Outre cela, comme les feuilles des arbres, qui d'ellesmêmes ne sont pas beaucoup prisables, servent néanmoins de beaucoup, non-seulement pour les embellir, mais aussi pour conserver les fruits tandis qu'ils sont encore tendres; ainsi, la bonne renommée, qui de soi-même n'est pas une chose fort désirable, ne laisse pas d'être trèsutile, non-seulement pour l'ornement de notre vie, mais aussi pour la conservation de nos vertus, et principalement des vertus encore tendres et faibles. L'obligation de maintenir notre réputation et d'être tels que l'on nous estime, force un courage généreux d'une puissante et douce violence. Conservons nos vertus, ma chère Philothée, parce qu'elles sont agréables à Dieu, grand et souverain objet de toutes nos actions. Or, comme ceux qui veulent garder les fruits ne se contentent pas de les confire, mais les mettent dans des vases propres à la conservation de ceux-ci, de même, bien que l'amour divin soit le principal conservateur de nos vertus, si est-ce que nous pouvons encore employer la bonne renommée, comme fort propre et utile à cela.

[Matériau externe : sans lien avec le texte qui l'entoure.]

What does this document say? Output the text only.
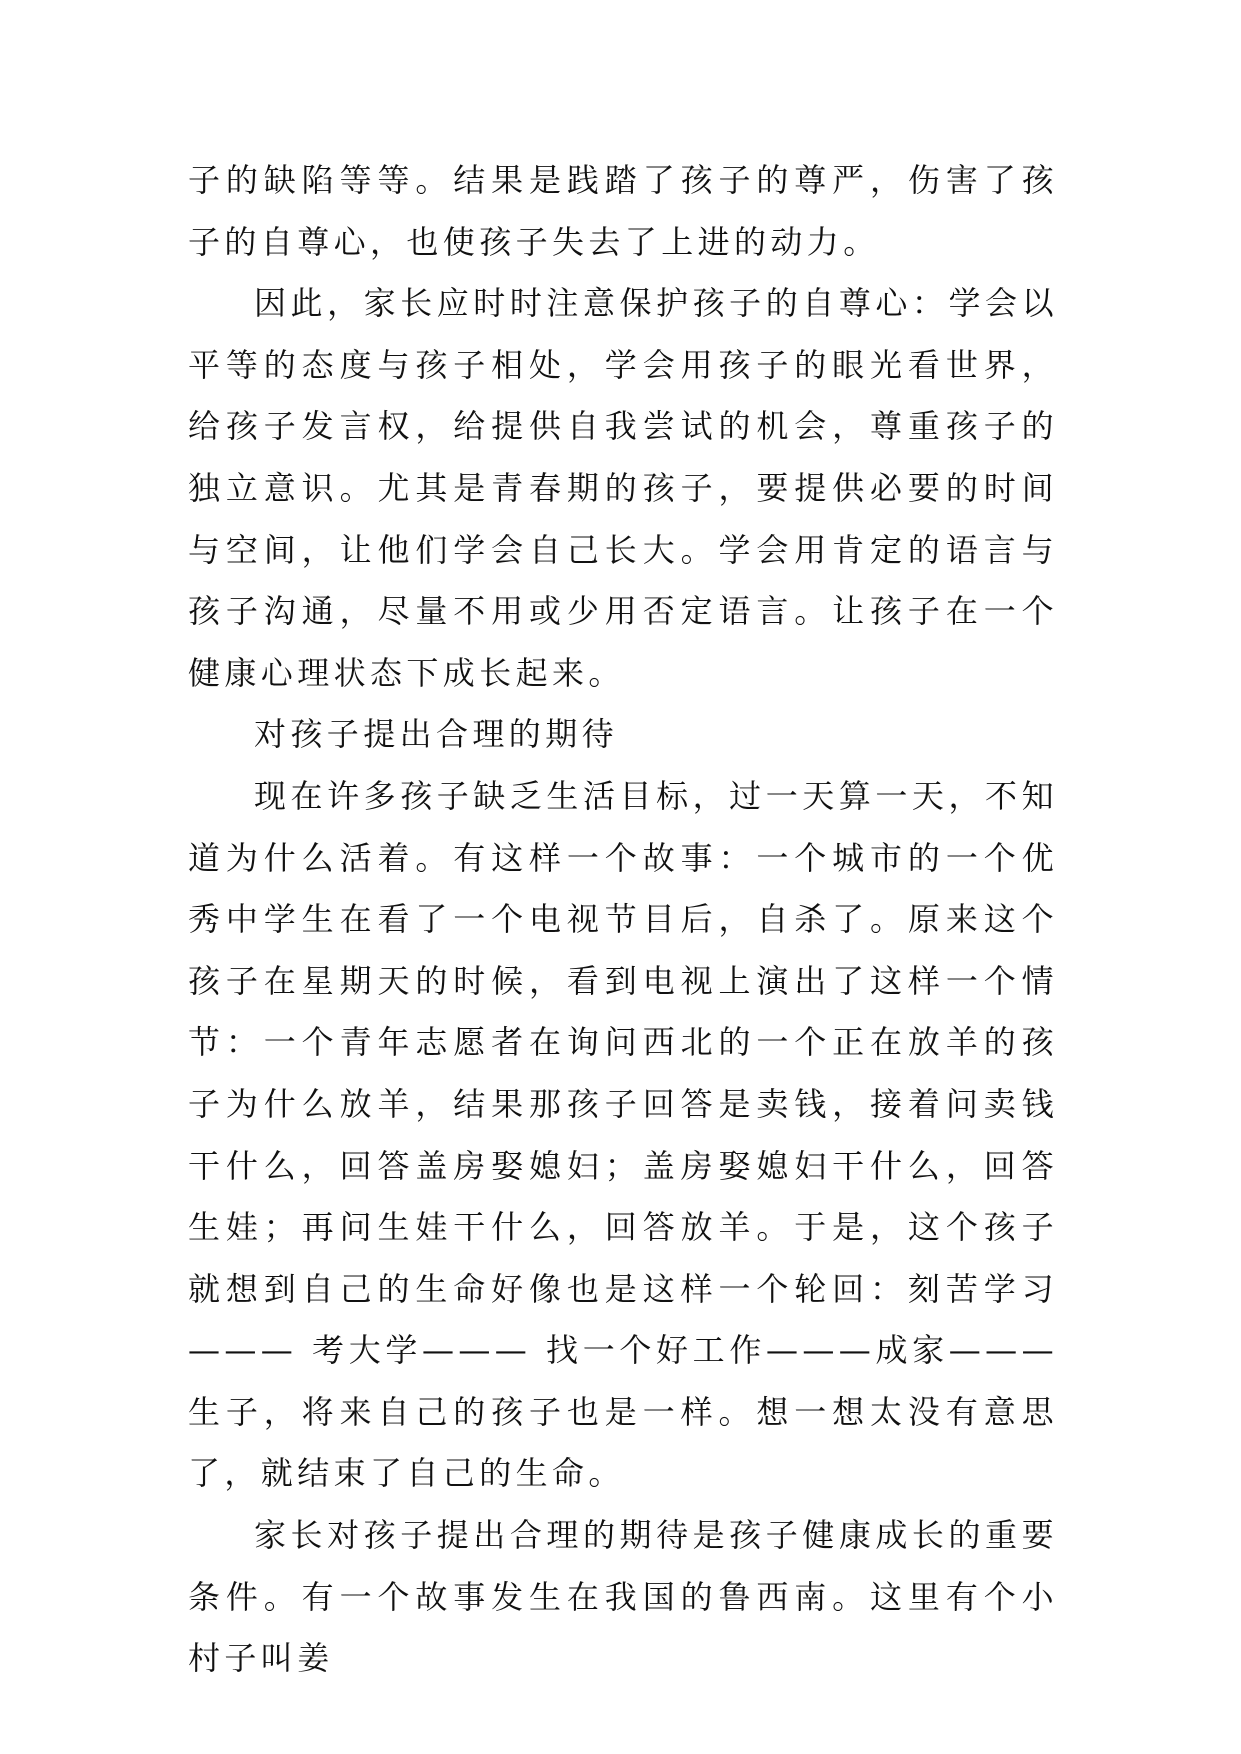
子的缺陷等等。结果是践踏了孩子的尊严，伤害了孩子的自尊心，也使孩子失去了上进的动力。

因此，家长应时时注意保护孩子的自尊心：学会以平等的态度与孩子相处，学会用孩子的眼光看世界，给孩子发言权，给提供自我尝试的机会，尊重孩子的独立意识。尤其是青春期的孩子，要提供必要的时间与空间，让他们学会自己长大。学会用肯定的语言与孩子沟通，尽量不用或少用否定语言。让孩子在一个健康心理状态下成长起来。

对孩子提出合理的期待

现在许多孩子缺乏生活目标，过一天算一天，不知道为什么活着。有这样一个故事：一个城市的一个优秀中学生在看了一个电视节目后，自杀了。原来这个孩子在星期天的时候，看到电视上演出了这样一个情节：一个青年志愿者在询问西北的一个正在放羊的孩子为什么放羊，结果那孩子回答是卖钱，接着问卖钱干什么，回答盖房娶媳妇；盖房娶媳妇干什么，回答生娃；再问生娃干什么，回答放羊。于是，这个孩子就想到自己的生命好像也是这样一个轮回：刻苦学习——— 考大学——— 找一个好工作———成家——— 生子，将来自己的孩子也是一样。想一想太没有意思了，就结束了自己的生命。

家长对孩子提出合理的期待是孩子健康成长的重要条件。有一个故事发生在我国的鲁西南。这里有个小村子叫姜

Il ne faut pas pourtant que nous soyons trop ardents, exacts et pointilleux à cette conservation, car ceux qui sont

si douillets et sensibles pour leur réputation ressemblent à ceux qui, pour toutes sortes de petites incommodités, prennent des médecines; car ceux-ci, pensant conserver leur santé, la gâtent tout à fait; et ceux-là, voulant maintenir si délicatement leur réputation, la perdent entièrement; car, par cette tendreté, ils se rendent bizarres, mutins, insupportables, et provoquent la malice des médisants.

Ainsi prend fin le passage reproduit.